A good specialist’s role is also to inspire, encourage, and in many cases, assert his or her role that family members must be fair, transparent, and fully committed to investing their time and resources in pursuit of governance. And finally, the consultant’s task is to amplify a very important message: that governance, succession, family harmony, and legacy go hand in hand. They are meant to instill how these powerful elements will be the platform to ensure continuity and embolden the family in its transition from being fragmented, divisive, and highly emotional with an informal perspective to a formal one replete with rules, roles, rights, responsibilities and real accountability.

A Bad Consultant

On the other hand, an inexperienced consultant tends to get intimidated and, in most cases, can get sidelined by too many disruptions (we are all very busy with work, we don’t have time to work on many rules, we don’t even have time to enforce what we agreed upon, we didn’t know that governance entails attending sessions, we have been used to a transactional mindset, what is the use of joining, whatever we suggest will lead to nothing, papa as the founder will always have the final say, etc.).

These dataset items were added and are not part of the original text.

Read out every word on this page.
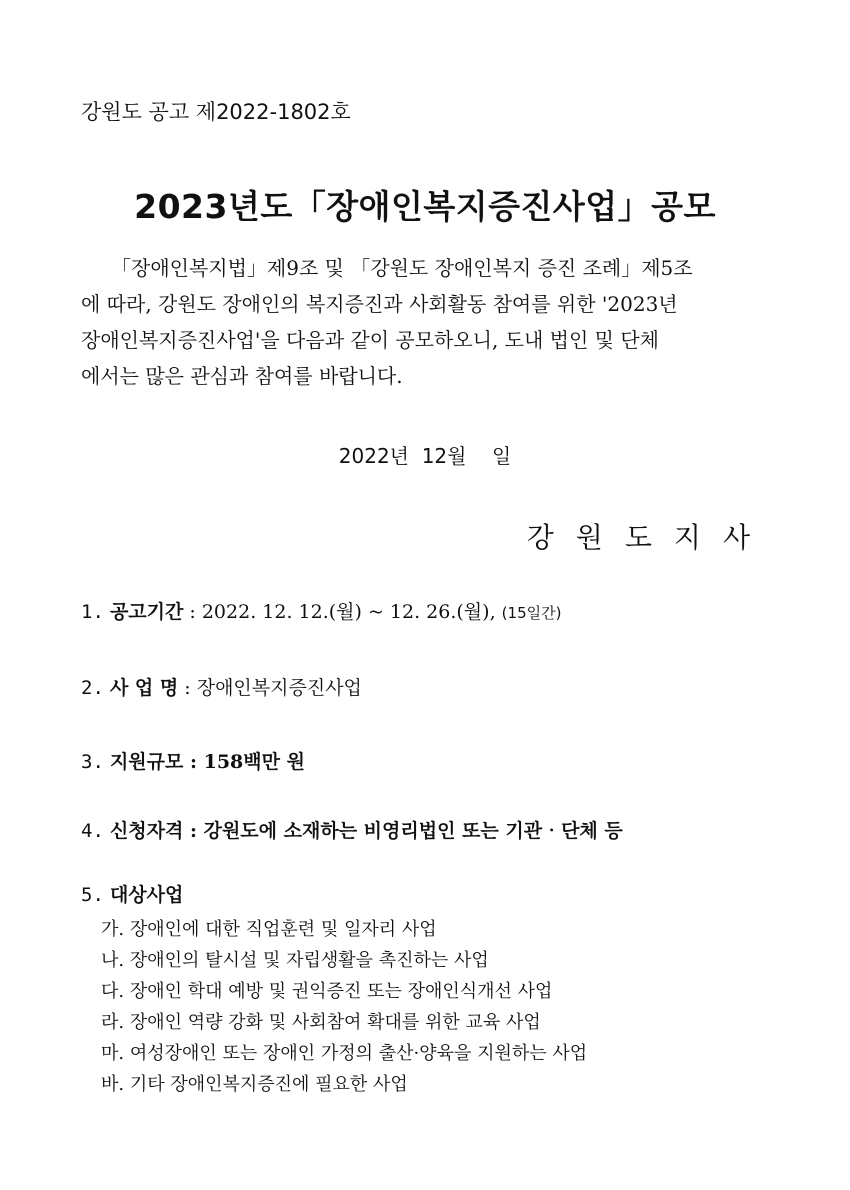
강원도 공고 제2022-1802호
2023년도「장애인복지증진사업」공모
「장애인복지법」제9조 및 「강원도 장애인복지 증진 조례」제5조
에 따라, 강원도 장애인의 복지증진과 사회활동 참여를 위한 '2023년
장애인복지증진사업'을 다음과 같이 공모하오니, 도내 법인 및 단체
에서는 많은 관심과 참여를 바랍니다.
2022년  12월    일
강원도지사
1. 공고기간 : 2022. 12. 12.(월) ~ 12. 26.(월), (15일간)
2. 사 업 명 : 장애인복지증진사업
3. 지원규모 : 158백만 원
4. 신청자격 : 강원도에 소재하는 비영리법인 또는 기관‧단체 등
5. 대상사업
가. 장애인에 대한 직업훈련 및 일자리 사업
나. 장애인의 탈시설 및 자립생활을 촉진하는 사업
다. 장애인 학대 예방 및 권익증진 또는 장애인식개선 사업
라. 장애인 역량 강화 및 사회참여 확대를 위한 교육 사업
마. 여성장애인 또는 장애인 가정의 출산·양육을 지원하는 사업
바. 기타 장애인복지증진에 필요한 사업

It is normal for the family to constantly engage in petty arguments aggravated by a string of egos clashing, notably coming from the adult children, founding generation, business owners, and other members of the clan. But when a major trigger like the death of the leader or a marital conflict happens, a novice consultant can unsurprisingly be rattled and eventually veer off course.

I should know because it happened to me and I struggled for years to find the right governance formula to manage family dynamics. My team had to go back to the basics to learn and relearn the very essence of governance. I literally traveled the world (in part thanks to World Bank/IFC) to study, research, deliver position papers, re-formulate other family models, and concoct authentic governance and succession models tailored to Asians, especially for family enterprises operating in ASEAN countries.

The Family Does it All

On top of all these multitudes of family dynamics at play, there are operational issues and external risks aggravated by global pressures that family enterprises and their owners are facing. All these can be quite daunting as the business transitions to the next generation.

In essence, consultants must understand that the ‘family must do it all’ mindset is the core of their very existence and the compelling reason why they have survived and thrived throughout their existence. Paradoxically, it is the same mindset that will cause the downfall of the business as it is the very reason why conflicts are pervasive in many family-owned businesses. It is important that the family with a consultant start redefining their concept of the family business by instituting the 5 R’s (Rules, Roles, Rights, Responsibilities, and Real Accountability).